Who is the Saudi Arabian oil industry's worst enemy? If you guessed it is the burgeoning U.S. shale oil industry, you would be half right. The enemy is also OPEC itself, and the Saudis may be set to destroy their own creation.
Fifteen months ago, the Organization of Petroleum Exporting Countries, led by the Saudis, abandoned its price-fixing strategy, allowing the market to set the price. The strategic about-face meant that individual OPEC countries could, in effect, ignore production caps and produce and export as much as they wanted. The Saudis' goal was to claw back market share lost to more expensive production from the U.S. shale industry, the Canadian oil sands and offshore wells.
The strategy has either been an abject failure or a resounding success, depending on where you are standing on the global oil map.
From the American point of view, the Saudi-engineered price collapse – oil has gone from about $110 (U.S.) a barrel in mid-2014 to about $30 – has worked cruelly well. American oil producers put up a good fight but are now showing signs of capitulation. Production of both the shale and conventional variety is down about 500,000 barrels a day since last spring and the plunging drilling-rig count suggests the downturn could soon turn into a rout. Earlier this month, the oil-field services group Baker Hughes reported that the number of oil rigs working in the United States had dropped 71 per cent from its peak in the fall of 2014 to 467 rigs.
In a note published last week, oil consultant Olivier Jakob of Switzerland's PetroMatrix said: "The Saudi strategy of shutting down U.S. shale oil production has worked and the mission is accomplished. The number of rigs has totally collapsed [and] capital spending has been slashed. … The success of that strategy was achieved with crude at $50 a barrel and does not require prices as low as $25 a barrel."
That was the good news for Saudi Arabia; the bad is that, in spite of the American downturn, the Saudis' global market share hasn't budged. The Americans may be producing less, but rival OPEC member – Iraq – is producing more. The net result is the Saudis are on a treadmill, running hard but not moving forward.
Iraq's production has been rising in an apparent effort to use high volumes to offset the lower price. In January, Iraq officially exported 3.3 million barrels a day. The figure is misleading because it excludes the exports from the Kurdish region in the north, which is not recognized by the Baghdad government. If this region's production is included, Iraq's true exports are a hefty 3.9 million barrels a day. Meanwhile, Russia is on the verge of displacing Saudi Arabia as the leading oil exporter to China.
Iran will become the next OPEC country to put a dent in Saudi Arabia's global market share. Its exports are expected to increase by 500,000 barrels a day as the West's economic sanctions against Tehran are eased off.

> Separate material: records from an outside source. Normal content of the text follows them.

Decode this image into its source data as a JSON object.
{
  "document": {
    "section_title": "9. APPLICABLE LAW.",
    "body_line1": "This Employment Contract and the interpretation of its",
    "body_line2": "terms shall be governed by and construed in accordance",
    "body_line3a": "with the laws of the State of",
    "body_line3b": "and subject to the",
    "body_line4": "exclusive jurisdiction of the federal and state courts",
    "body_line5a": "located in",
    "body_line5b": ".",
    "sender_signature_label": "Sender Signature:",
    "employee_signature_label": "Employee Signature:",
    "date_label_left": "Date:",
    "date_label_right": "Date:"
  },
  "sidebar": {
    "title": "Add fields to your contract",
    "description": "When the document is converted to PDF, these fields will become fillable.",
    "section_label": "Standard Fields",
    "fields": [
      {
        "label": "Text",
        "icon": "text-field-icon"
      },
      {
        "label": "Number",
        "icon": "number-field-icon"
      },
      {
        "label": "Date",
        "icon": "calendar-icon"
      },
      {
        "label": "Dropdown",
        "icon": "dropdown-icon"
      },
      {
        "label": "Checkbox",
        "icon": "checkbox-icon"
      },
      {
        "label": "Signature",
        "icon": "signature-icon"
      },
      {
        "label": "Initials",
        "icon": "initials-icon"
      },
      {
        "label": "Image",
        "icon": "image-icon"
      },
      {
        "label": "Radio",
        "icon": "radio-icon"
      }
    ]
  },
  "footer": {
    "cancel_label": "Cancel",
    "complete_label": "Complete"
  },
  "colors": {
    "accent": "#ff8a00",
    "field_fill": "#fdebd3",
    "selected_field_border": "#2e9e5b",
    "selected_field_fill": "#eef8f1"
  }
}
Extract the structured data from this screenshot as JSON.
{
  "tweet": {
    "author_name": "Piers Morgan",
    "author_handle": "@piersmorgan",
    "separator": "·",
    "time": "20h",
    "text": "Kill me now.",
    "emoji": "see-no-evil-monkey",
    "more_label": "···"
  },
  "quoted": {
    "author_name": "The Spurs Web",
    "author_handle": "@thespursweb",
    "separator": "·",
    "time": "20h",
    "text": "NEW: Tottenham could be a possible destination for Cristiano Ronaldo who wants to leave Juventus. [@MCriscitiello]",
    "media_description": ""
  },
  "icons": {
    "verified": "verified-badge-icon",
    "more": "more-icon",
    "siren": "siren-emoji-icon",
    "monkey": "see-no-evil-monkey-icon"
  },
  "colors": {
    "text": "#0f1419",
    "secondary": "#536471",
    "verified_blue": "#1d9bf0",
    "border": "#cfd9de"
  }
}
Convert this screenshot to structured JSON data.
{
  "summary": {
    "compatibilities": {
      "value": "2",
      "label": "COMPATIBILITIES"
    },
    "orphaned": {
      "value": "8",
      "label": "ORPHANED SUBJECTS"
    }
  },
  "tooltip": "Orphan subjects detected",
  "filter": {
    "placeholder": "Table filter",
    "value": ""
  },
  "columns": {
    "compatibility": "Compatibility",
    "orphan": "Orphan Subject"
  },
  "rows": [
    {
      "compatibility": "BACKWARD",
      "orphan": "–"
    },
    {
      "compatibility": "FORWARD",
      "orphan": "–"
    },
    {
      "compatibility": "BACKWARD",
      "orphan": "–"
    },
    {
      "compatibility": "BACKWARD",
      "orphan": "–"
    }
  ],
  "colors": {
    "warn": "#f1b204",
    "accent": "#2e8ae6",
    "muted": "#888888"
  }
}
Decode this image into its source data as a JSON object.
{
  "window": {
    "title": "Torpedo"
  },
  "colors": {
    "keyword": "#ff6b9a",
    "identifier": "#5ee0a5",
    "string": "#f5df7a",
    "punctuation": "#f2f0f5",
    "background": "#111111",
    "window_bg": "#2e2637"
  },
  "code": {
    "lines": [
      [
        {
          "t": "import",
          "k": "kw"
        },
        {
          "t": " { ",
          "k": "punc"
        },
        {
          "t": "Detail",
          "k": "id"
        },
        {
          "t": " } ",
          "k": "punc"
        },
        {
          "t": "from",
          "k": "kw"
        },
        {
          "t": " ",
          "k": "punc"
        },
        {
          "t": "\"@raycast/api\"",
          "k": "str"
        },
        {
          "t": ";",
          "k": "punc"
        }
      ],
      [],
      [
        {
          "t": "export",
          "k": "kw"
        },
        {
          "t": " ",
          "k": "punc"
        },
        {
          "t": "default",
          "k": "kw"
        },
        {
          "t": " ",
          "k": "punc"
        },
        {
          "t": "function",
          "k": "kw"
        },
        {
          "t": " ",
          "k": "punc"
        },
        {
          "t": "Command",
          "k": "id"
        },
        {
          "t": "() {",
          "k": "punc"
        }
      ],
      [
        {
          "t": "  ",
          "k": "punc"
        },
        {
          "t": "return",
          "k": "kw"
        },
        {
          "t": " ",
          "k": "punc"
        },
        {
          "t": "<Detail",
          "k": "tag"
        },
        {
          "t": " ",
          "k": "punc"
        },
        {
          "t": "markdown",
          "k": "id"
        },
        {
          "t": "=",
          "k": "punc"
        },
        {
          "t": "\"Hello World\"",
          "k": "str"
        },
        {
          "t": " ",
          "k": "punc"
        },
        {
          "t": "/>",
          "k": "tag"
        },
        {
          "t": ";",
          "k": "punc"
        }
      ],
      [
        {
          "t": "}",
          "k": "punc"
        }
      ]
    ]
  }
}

The upshot is that the Saudis will have to open a new front in their price war and go after OPEC colleagues, Iraq and Iran. "Given that the increased supplies are now coming from OPEC rather than non-OPEC, the market has moved from forcing crude oil destruction in the U.S. to forcing production destruction from OPEC," Mr. Jakob said.
The result could be an oil bloodbath since Iraq and Iran are low-cost producers. Oil at $30 or $40 a barrel may not be low enough to knock them out of contention; the price might have to go much lower. If you believe that, Goldman Sachs's recent warning that oil could dip below $20 a barrel before supply and demand come into balance does not seem crazy.
A price that low would put enormous strain on high-cost producers, esspecially the Canadian oil sands and the deep-water wells off Brazil and West Africa. It would accelerate the demise of the North Sea oil fields and production cuts among U.S. shale oil companies.
It would also inflict potentially fatal damage on the weakest OPEC members. Venezuela is already on the verge of default. As its oil revenues sink, Nigeria, Africa's top oil producer, is negotiating a $3.5-billion loan package from the World Bank and the African Development Bank. In both countries, security is a problem. When oil prices are high, their governments can afford capable and ample security – army and police forces. When they are low, the security effort could suffer. Sustained low prices could trigger chaos in Venezuela and Nigeria.
The Saudi battle to choke off both OPEC and non-OPEC supply will have ugly repercussion for all oil producers. The question is whether Saudi Arabia is willing to sacrifice two fellow OPEC members – Venezuela and Nigeria – to achieve its goals. If the Saudis take mercy, an all-out battle may not happen, but you can bet the oil price is unlikely to rise any time soon since the Saudis have yet to regain lost global market share.